Applying Eclat algorithm assuming an item has to appear in at least 4% of the total transaction to be considered as frequent and a frequent itemset should contain at least 1 item and a maximum of 3 items

In [26]:
get_ECLAT_indexes, get_ECLAT_supports = eclat.fit(min_support = min_support_threshold, min_combination = min_combination, max_combination = max_combination, separator=' & ', verbose=True)

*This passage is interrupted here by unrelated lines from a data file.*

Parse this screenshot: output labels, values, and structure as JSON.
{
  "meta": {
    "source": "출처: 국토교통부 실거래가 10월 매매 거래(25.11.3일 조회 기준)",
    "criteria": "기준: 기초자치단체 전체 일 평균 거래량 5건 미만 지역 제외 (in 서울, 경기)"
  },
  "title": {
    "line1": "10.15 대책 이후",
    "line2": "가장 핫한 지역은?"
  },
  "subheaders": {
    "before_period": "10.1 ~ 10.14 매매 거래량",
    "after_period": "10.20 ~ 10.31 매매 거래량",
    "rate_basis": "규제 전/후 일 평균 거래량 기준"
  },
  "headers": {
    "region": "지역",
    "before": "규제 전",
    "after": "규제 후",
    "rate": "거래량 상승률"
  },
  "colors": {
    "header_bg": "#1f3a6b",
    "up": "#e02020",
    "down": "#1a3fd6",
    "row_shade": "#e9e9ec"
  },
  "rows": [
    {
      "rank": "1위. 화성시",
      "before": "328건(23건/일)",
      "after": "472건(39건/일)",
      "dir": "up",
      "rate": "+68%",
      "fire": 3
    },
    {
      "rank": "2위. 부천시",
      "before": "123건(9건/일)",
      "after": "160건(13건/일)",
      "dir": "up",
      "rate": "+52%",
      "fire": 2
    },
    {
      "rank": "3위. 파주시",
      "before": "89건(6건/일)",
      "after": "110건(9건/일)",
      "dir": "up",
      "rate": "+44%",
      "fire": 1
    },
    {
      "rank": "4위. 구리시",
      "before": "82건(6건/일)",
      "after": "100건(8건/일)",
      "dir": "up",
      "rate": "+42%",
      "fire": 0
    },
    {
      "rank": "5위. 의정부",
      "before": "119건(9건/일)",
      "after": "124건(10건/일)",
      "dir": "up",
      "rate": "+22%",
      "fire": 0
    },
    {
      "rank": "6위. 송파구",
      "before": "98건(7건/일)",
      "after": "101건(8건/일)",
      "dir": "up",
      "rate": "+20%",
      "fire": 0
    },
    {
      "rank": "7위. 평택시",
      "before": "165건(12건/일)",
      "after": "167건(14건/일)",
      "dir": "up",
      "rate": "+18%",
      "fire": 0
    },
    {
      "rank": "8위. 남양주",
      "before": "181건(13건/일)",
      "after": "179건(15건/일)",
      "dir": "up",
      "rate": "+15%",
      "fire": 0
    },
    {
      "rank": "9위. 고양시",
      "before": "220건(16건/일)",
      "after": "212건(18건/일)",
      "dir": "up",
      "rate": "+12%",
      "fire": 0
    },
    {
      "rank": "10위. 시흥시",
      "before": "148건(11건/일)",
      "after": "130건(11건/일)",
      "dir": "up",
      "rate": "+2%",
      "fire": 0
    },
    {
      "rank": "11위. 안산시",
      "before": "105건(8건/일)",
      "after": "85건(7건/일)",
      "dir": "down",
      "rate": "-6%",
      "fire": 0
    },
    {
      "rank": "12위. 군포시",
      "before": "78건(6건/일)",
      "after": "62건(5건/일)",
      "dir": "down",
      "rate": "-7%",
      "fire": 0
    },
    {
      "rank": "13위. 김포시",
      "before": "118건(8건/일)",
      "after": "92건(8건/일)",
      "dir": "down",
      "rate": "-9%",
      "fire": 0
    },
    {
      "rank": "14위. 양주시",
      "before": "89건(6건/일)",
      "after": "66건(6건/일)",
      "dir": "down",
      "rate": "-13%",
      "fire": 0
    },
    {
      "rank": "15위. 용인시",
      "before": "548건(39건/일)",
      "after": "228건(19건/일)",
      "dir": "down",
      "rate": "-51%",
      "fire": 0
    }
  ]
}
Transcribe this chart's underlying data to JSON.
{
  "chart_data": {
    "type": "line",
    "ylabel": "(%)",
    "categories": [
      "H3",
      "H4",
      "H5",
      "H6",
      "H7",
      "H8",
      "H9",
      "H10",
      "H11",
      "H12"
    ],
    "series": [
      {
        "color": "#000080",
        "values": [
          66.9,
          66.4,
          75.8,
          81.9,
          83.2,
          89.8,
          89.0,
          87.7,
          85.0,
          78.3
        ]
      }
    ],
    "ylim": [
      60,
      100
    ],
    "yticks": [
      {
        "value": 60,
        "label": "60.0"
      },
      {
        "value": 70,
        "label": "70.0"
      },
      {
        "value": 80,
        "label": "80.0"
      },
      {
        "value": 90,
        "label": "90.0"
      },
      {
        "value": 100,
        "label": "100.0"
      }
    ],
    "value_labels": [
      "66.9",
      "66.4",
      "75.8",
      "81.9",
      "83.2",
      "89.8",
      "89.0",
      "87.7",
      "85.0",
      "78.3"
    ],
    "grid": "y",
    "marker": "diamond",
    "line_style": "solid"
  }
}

# Display results in a dataframe
result = pd.DataFrame(get_ECLAT_supports.items(),columns=['Item', 'Support'])
result = result.sort_values(by=['Support'], ascending=False).reset_index(drop=True)
result

Combination 2 by 2


435it [00:09, 47.37it/s]


Combination 3 by 3


4060it [01:01, 66.20it/s]


Unnamed: 0,Item,Support
0,mineral water & spaghetti,0.059725
1,mineral water & chocolate,0.05266
2,eggs & mineral water,0.050927
3,milk & mineral water,0.047994
4,ground beef & mineral water,0.040928


The top 5 items with the highest support values are: mineral water (23.84%), eggs (17.97%), spaghetti (17.41%), french fries (17.09%), and chocolate (16.38%).
The least frequent items are fresh bread (4.31%), salmon (4.25%), and ground beef & mineral water (4.09%).
Some interesting itemsets with relatively high support include mineral water & spaghetti (5.97%), chocolate & mineral water (5.27%), and eggs & mineral water (5.09%).